A Kurdish organisation on Sunday said Turkish authorities let Abdullah Öcalan, the imprisoned leader of the outlawed Kurdistan Workers' Party (PKK), see his brother to sabotage their resistance against fascism, pro-Kurdish Mezopotamya Agency reported .
Öcalan, serving a life term and being kept in solitary confinement on the Imralı Prison island in northwestern Turkey, on Saturday met with his brother Mehmet Öcalan for the first time since 2016.
The meeting was not regarding Öcalan’s solitary confinement, but a visit on his general health, pro-Kurdish People’s Democratic Party (HDP) deputy Ömer Öcalan told the agency.
The Kurdistan Communities Union (KCK), the umbrella political organisation to which the PKK and other allied Kurdish armed groups in Syria, Iran and Iraq belong, on Sunday released a written statement concerning the meeting. The organisation congratulated jailed HDP deputy Leyla Güven for her hunger strike protesting the solitary confinement of Öcalan. But, it also warned that the Turkish state's move was a "sabotage" to their resistance against fascism.
"The Jan. 12 meeting in Imralı does not mean the end of solitary confinement. The solitary confinement, as well as fascist oppression, continue. For this reason, as the Kurds and Kurdish Freedom Movement, we will continue our struggle," KCK said. "The meeting was a psychological war attempt by AKP-MHP (the ruling party and its ultra-nationalist ally) to sabotage our resistance," the organisation added.
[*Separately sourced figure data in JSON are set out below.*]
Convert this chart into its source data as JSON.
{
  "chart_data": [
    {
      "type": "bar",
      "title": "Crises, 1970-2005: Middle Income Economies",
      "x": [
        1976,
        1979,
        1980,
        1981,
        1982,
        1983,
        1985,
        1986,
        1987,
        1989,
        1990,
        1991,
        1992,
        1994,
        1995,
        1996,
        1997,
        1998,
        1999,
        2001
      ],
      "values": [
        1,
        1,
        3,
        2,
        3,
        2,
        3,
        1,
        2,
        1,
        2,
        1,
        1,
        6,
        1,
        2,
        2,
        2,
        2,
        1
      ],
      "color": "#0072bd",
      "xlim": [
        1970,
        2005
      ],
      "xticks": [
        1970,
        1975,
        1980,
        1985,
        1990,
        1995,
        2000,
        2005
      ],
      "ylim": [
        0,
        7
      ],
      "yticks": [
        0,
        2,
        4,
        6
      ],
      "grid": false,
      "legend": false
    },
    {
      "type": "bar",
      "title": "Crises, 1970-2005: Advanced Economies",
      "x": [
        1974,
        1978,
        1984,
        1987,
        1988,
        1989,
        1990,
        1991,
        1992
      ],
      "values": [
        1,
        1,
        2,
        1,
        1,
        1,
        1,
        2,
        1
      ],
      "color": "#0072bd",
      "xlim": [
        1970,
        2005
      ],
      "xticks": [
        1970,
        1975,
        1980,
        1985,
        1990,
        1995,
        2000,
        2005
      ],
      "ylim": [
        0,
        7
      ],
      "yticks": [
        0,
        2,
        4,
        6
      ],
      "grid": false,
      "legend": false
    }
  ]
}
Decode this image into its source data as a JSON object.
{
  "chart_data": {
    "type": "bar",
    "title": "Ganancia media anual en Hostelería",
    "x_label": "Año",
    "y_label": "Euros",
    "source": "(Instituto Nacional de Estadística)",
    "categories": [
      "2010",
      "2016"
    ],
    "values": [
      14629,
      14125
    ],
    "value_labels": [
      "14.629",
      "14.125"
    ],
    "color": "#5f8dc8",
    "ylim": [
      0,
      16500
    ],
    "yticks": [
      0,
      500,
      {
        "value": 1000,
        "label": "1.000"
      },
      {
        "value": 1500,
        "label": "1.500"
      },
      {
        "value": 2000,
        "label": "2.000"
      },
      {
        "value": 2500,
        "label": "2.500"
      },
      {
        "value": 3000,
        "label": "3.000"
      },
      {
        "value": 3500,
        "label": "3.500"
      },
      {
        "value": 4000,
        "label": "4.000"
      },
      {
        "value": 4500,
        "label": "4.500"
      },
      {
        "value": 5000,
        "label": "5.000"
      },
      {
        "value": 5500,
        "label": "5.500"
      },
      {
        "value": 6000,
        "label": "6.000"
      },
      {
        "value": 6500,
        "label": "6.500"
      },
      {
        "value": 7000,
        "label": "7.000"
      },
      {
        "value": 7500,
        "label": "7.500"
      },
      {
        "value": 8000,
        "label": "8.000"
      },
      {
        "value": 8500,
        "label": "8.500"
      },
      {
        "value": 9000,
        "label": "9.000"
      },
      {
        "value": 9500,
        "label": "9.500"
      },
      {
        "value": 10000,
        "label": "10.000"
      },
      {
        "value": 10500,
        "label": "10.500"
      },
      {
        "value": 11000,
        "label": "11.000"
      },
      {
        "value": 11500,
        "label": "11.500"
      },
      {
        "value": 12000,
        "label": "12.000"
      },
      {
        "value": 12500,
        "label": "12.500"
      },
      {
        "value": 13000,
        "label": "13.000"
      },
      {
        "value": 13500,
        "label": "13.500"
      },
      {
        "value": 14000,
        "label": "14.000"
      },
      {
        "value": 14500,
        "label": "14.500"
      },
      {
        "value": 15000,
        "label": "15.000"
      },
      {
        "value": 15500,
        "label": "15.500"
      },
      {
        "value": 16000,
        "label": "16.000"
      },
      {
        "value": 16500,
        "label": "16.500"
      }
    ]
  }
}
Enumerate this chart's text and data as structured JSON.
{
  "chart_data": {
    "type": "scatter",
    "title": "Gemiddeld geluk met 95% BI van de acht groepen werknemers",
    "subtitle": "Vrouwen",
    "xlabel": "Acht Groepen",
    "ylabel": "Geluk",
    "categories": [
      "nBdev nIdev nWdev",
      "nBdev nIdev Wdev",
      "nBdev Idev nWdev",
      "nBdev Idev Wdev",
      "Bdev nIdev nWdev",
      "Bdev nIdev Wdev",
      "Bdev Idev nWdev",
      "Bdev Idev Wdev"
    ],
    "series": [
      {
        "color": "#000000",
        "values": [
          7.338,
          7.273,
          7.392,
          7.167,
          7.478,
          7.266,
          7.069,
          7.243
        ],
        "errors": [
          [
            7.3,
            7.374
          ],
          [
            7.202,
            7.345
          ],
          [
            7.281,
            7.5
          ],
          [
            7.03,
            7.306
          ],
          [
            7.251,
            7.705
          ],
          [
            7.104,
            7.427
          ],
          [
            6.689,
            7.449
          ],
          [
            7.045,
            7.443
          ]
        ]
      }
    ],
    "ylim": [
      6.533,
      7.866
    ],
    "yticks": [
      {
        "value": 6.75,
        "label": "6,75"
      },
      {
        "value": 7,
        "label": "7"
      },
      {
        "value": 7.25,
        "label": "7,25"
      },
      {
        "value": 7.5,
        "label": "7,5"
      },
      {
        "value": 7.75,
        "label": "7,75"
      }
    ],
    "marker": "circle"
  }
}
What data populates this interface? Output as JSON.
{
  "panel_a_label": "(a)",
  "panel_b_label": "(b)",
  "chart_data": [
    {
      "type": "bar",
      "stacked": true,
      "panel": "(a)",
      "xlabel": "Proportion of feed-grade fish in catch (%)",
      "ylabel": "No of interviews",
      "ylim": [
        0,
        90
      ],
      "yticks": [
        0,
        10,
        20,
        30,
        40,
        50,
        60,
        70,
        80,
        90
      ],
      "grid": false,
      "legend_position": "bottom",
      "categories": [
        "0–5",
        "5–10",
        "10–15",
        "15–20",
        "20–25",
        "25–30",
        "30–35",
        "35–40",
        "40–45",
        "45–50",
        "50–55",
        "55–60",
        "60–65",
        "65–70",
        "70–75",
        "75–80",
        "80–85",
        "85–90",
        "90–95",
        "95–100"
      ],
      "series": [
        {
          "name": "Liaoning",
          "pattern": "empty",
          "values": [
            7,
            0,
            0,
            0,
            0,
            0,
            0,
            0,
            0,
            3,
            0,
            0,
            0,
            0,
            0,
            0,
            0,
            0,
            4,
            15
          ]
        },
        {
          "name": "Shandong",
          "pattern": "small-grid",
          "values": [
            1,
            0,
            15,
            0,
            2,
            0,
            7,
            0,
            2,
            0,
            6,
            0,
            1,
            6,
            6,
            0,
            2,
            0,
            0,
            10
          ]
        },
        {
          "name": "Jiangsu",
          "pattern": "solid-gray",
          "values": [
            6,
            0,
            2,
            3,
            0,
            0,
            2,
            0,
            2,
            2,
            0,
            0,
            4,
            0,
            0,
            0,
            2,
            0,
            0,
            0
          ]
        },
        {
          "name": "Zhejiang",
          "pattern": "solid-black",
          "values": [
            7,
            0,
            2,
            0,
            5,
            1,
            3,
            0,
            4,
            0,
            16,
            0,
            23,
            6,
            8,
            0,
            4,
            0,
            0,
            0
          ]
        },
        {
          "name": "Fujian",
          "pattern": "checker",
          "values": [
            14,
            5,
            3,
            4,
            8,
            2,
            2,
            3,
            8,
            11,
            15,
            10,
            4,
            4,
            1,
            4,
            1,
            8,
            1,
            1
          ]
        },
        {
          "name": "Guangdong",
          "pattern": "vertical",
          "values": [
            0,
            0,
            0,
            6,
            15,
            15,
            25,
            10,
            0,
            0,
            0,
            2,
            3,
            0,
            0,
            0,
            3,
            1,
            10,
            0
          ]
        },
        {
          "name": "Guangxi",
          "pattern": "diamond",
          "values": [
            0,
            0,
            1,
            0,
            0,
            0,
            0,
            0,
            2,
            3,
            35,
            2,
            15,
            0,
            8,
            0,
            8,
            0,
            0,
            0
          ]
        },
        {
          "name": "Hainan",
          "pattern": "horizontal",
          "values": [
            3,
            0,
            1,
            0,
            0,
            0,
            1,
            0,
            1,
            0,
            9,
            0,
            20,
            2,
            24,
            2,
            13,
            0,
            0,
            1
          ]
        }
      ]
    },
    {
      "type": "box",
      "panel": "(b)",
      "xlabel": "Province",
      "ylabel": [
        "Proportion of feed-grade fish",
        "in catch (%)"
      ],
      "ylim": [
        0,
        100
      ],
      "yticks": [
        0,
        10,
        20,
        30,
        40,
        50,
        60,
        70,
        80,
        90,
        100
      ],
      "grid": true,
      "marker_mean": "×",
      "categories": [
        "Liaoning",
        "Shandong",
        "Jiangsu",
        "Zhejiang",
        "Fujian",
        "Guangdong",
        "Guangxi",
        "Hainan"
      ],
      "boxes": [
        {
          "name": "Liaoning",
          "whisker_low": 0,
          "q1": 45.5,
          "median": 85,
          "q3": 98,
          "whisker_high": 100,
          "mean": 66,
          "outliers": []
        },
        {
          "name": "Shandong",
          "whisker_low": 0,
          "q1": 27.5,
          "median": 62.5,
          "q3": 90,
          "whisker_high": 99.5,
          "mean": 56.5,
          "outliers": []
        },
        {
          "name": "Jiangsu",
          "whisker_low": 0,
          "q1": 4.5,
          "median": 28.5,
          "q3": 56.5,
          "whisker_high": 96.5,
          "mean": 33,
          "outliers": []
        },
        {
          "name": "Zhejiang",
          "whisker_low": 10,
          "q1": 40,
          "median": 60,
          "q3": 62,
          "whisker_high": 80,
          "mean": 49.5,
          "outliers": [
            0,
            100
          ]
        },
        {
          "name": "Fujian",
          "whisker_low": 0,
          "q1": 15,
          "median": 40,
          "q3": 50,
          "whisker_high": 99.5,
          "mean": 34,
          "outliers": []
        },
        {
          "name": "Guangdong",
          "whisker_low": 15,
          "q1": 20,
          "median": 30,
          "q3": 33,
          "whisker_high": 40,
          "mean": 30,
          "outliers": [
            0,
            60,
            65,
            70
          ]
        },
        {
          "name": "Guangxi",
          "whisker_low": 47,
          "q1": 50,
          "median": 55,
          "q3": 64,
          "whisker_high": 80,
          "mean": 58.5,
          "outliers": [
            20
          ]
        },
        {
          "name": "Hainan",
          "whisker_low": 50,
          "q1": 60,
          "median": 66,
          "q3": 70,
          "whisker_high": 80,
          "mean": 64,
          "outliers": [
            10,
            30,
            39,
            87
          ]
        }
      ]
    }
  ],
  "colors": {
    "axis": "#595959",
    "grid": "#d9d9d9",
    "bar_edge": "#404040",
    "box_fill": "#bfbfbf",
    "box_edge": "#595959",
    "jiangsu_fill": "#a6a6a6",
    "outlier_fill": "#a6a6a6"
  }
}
KCK said Kurds would continue protests until the authorities break the solitary confinement on the İmralı Prison island.
Öcalan has been held at Imrali island prison in Turkey since 1999, on charges of treason for leading the armed group which has been fighting Kurdish autonomy in southeast Turkey for over 30 years.
The PKK leader has spent most of his 19 years in solitary confinement on the island, where for a number of years he has been denied access to his family, legal counsel or independent medical advice, according to his lawyers.